Attack and Defend for the Sales Team The Raymond Corporation had a goal of regaining market share from its top competitor. To do this, we helped them develop both attack and defend strategies focused on its competition. Each member of the enterprise sales team identified attack and defend accounts.


The attack accounts are business the company doesn’t currently have. By being strategic, reps more quickly identify whether it’s possible to win the business or not. It also includes coaching to support the rep in pursuing the accounts. It is an educated, step-by-step approach that provides accountability between a sales manager and a sales rep. Beyond helping secure new business, it also helps reps identify when to move on from pursuing an opportunity.

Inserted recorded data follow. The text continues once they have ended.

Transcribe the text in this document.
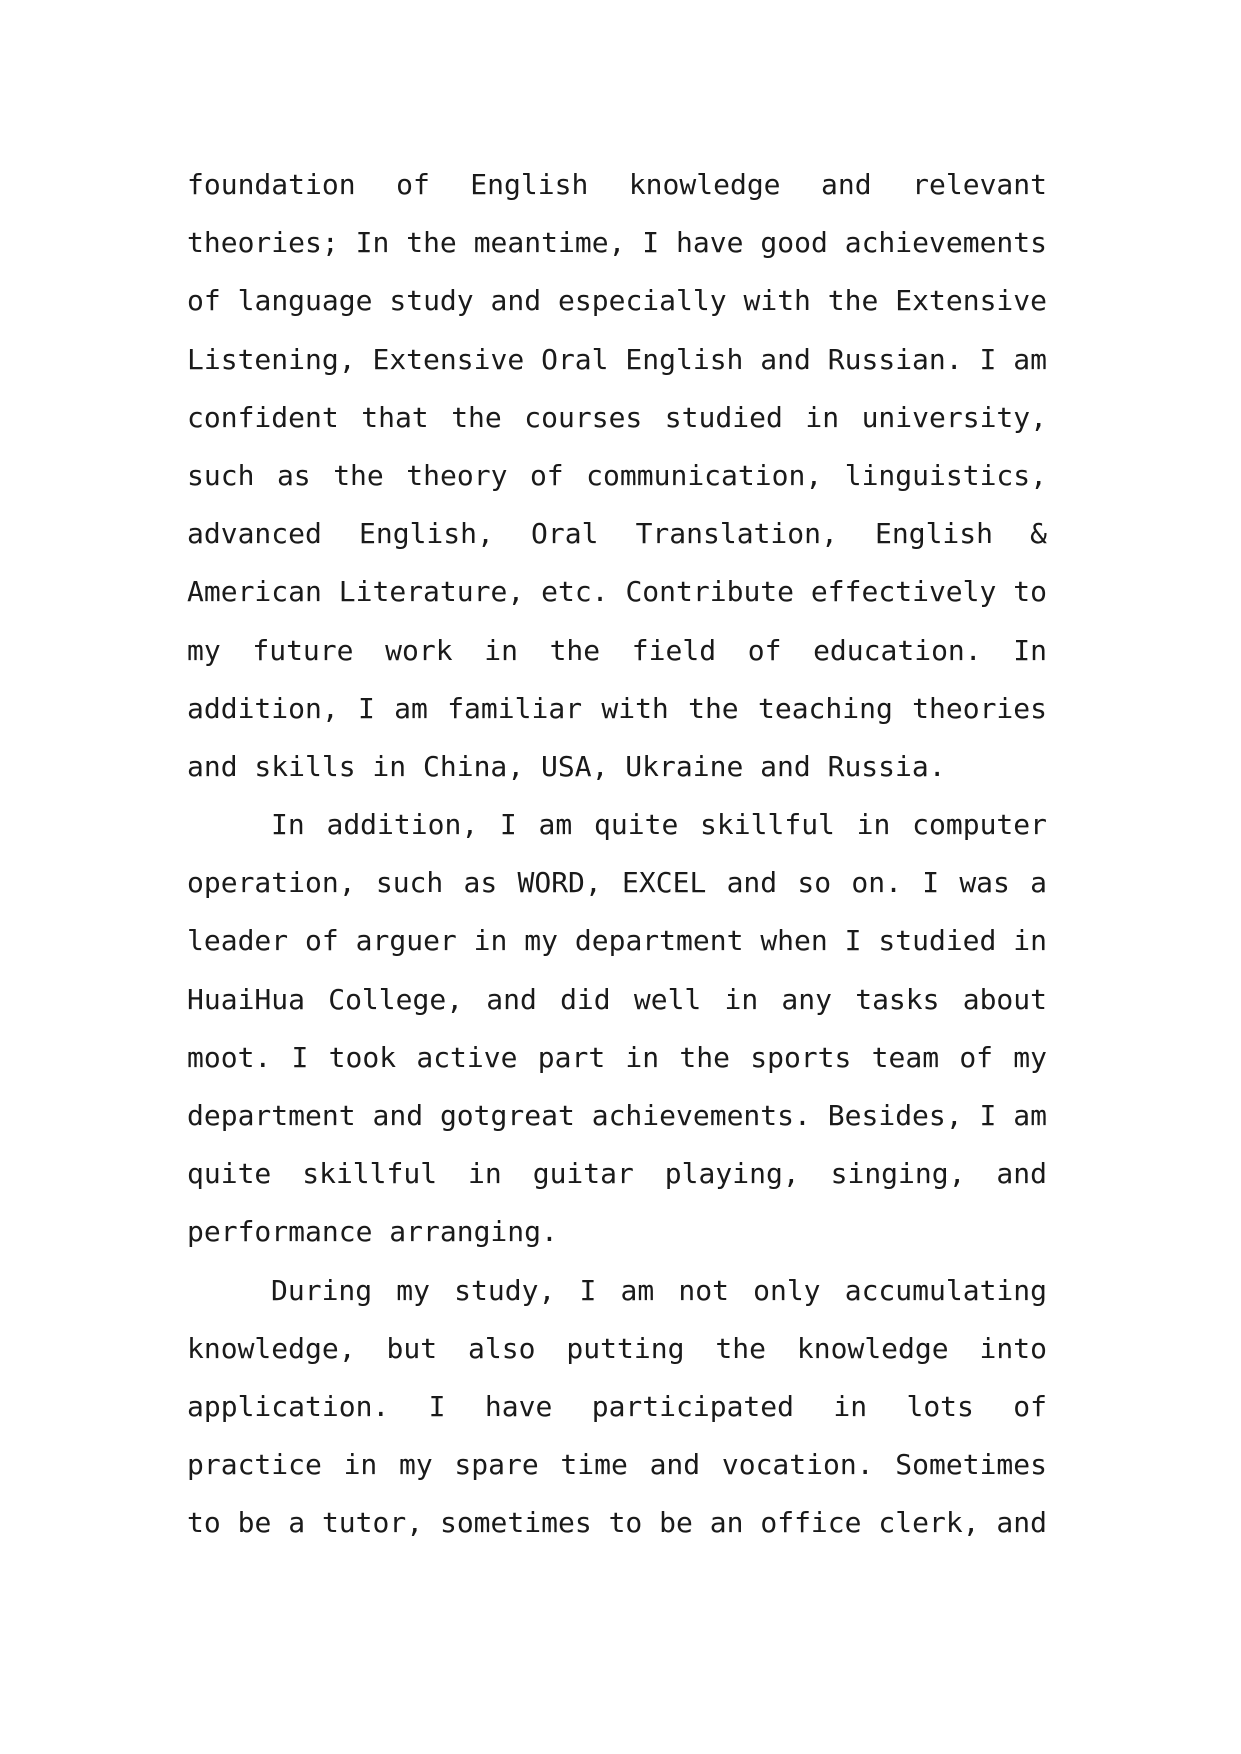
foundation of English knowledge and relevant
theories; In the meantime, I have good achievements
of language study and especially with the Extensive
Listening, Extensive Oral English and Russian. I am
confident that the courses studied in university,
such as the theory of communication, linguistics,
advanced English, Oral Translation, English &
American Literature, etc. Contribute effectively to
my future work in the field of education. In
addition, I am familiar with the teaching theories
and skills in China, USA, Ukraine and Russia.
In addition, I am quite skillful in computer
operation, such as WORD, EXCEL and so on. I was a
leader of arguer in my department when I studied in
HuaiHua College, and did well in any tasks about
moot. I took active part in the sports team of my
department and gotgreat achievements. Besides, I am
quite skillful in guitar playing, singing, and
performance arranging.
During my study, I am not only accumulating
knowledge, but also putting the knowledge into
application. I have participated in lots of
practice in my spare time and vocation. Sometimes
to be a tutor, sometimes to be an office clerk, and
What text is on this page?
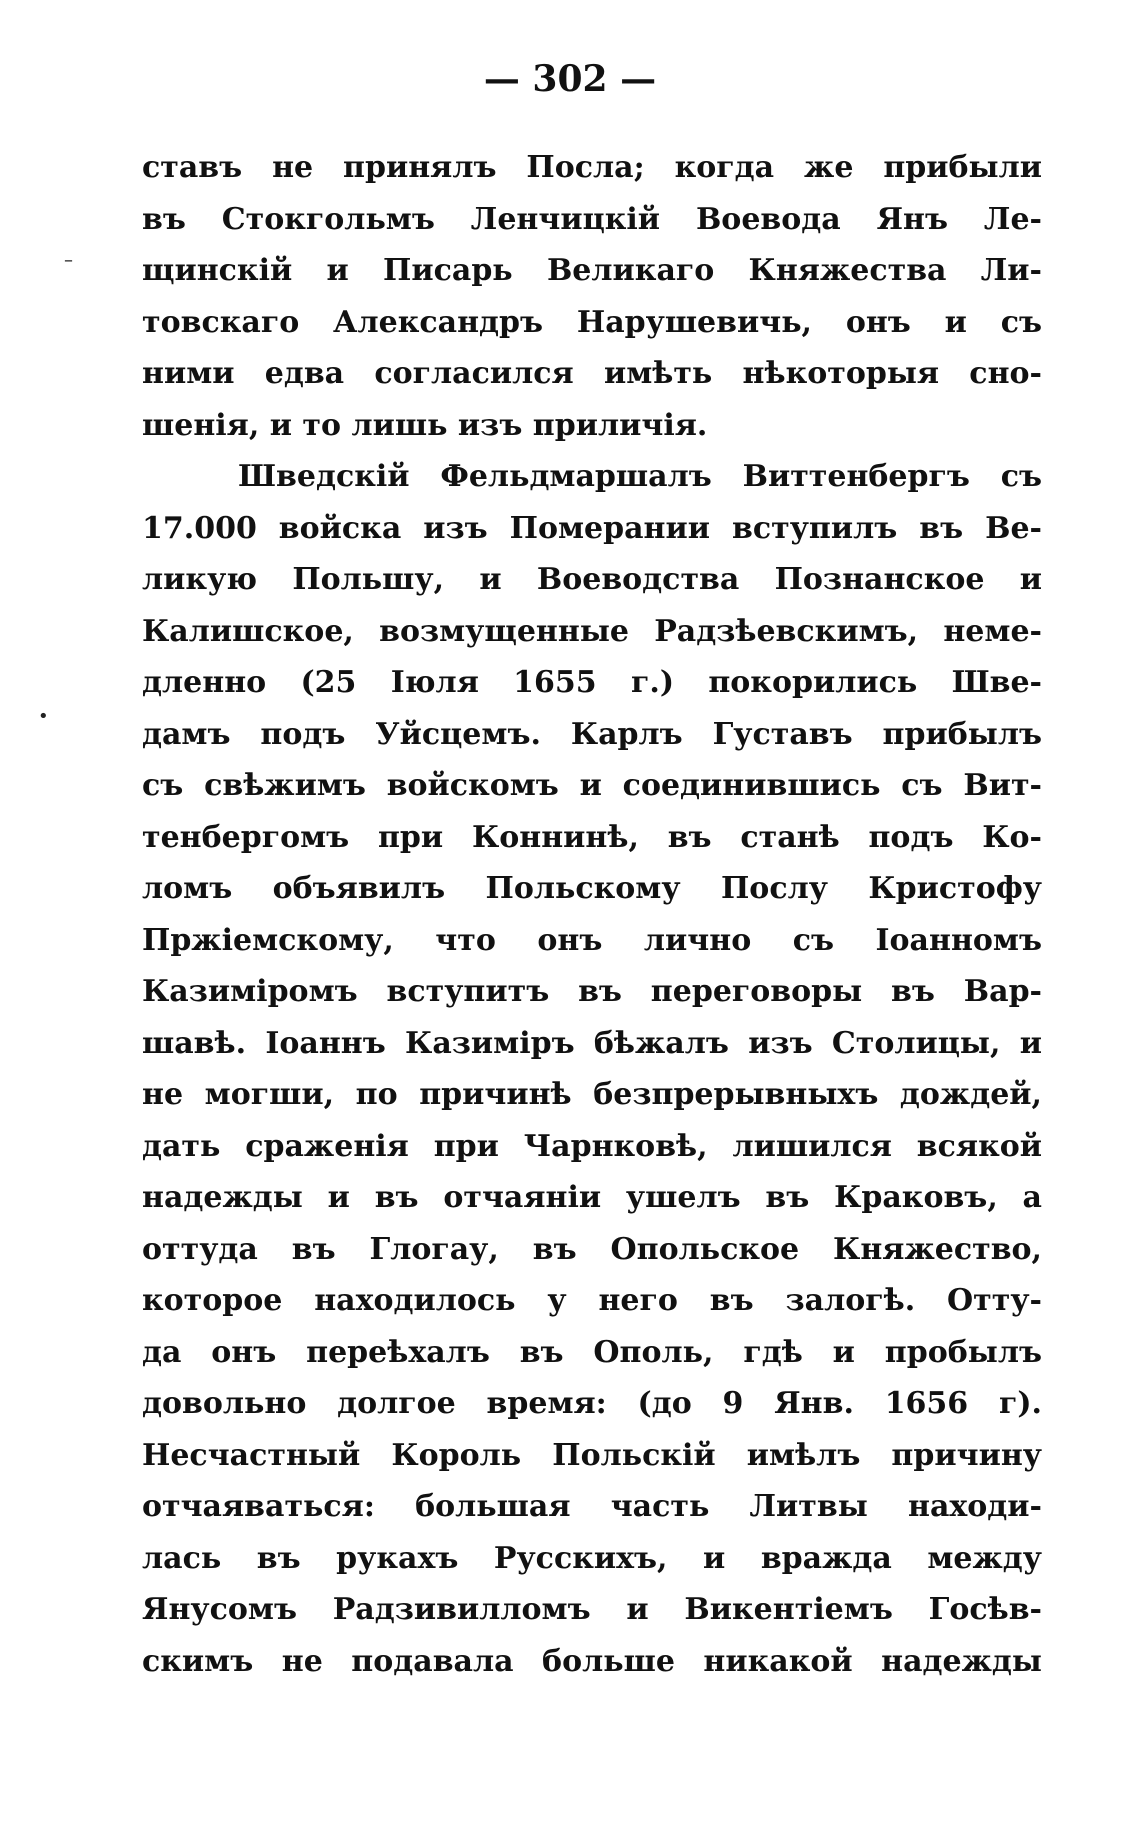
— 302 —
–
•
ставъ не принялъ Посла; когда же прибыли
въ Стокгольмъ Ленчицкій Воевода Янъ Ле-
щинскій и Писарь Великаго Княжества Ли-
товскаго Александръ Нарушевичь, онъ и съ
ними едва согласился имѣть нѣкоторыя сно-
шенія, и то лишь изъ приличія.
Шведскій Фельдмаршалъ Виттенбергъ съ
17.000 войска изъ Померании вступилъ въ Ве-
ликую Польшу, и Воеводства Познанское и
Калишское, возмущенные Радзѣевскимъ, неме-
дленно (25 Іюля 1655 г.) покорились Шве-
дамъ подъ Уйсцемъ. Карлъ Густавъ прибылъ
съ свѣжимъ войскомъ и соединившись съ Вит-
тенбергомъ при Коннинѣ, въ станѣ подъ Ко-
ломъ объявилъ Польскому Послу Кристофу
Пржіемскому, что онъ лично съ Іоанномъ
Казиміромъ вступитъ въ переговоры въ Вар-
шавѣ. Іоаннъ Казиміръ бѣжалъ изъ Столицы, и
не могши, по причинѣ безпрерывныхъ дождей,
дать сраженія при Чарнковѣ, лишился всякой
надежды и въ отчаяніи ушелъ въ Краковъ, а
оттуда въ Глогау, въ Опольское Княжество,
которое находилось у него въ залогѣ. Отту-
да онъ переѣхалъ въ Ополь, гдѣ и пробылъ
довольно долгое время: (до 9 Янв. 1656 г).
Несчастный Король Польскій имѣлъ причину
отчаяваться: большая часть Литвы находи-
лась въ рукахъ Русскихъ, и вражда между
Янусомъ Радзивилломъ и Викентіемъ Госѣв-
скимъ не подавала больше никакой надежды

The defend accounts include customers the reps are most committed to keeping. By creating defend strategies, the sales team considers the value of individual accounts. At times, it also means pursuing relationships at higher levels at existing customers. Dave Kella (Consulting Principal at DSG) describes what this looks like at Raymond, “This is fundamentally what we're continuing to work on. Their culture had been one of talking to warehouse managers, but we felt there was real opportunity to talk with the people who ran distribution centers and were focused on the overall cost and efficiency of materials handling.”


The results of the discipline around attack and defend has been positive for Raymond as described by Tim Combs (EVP, Sales & Marketing Division), “For last fiscal year, we did have record revenue, record market share and record profitability. I think that we can attribute much of that success to the fact that the sales force did respond to the initiative, they did implement the practices that we brought to them, there was more accountability in the day to day sales activities that took place.”


Which accounts have you failed to win due to a lack of discipline and coaching? How are you defending your current accounts?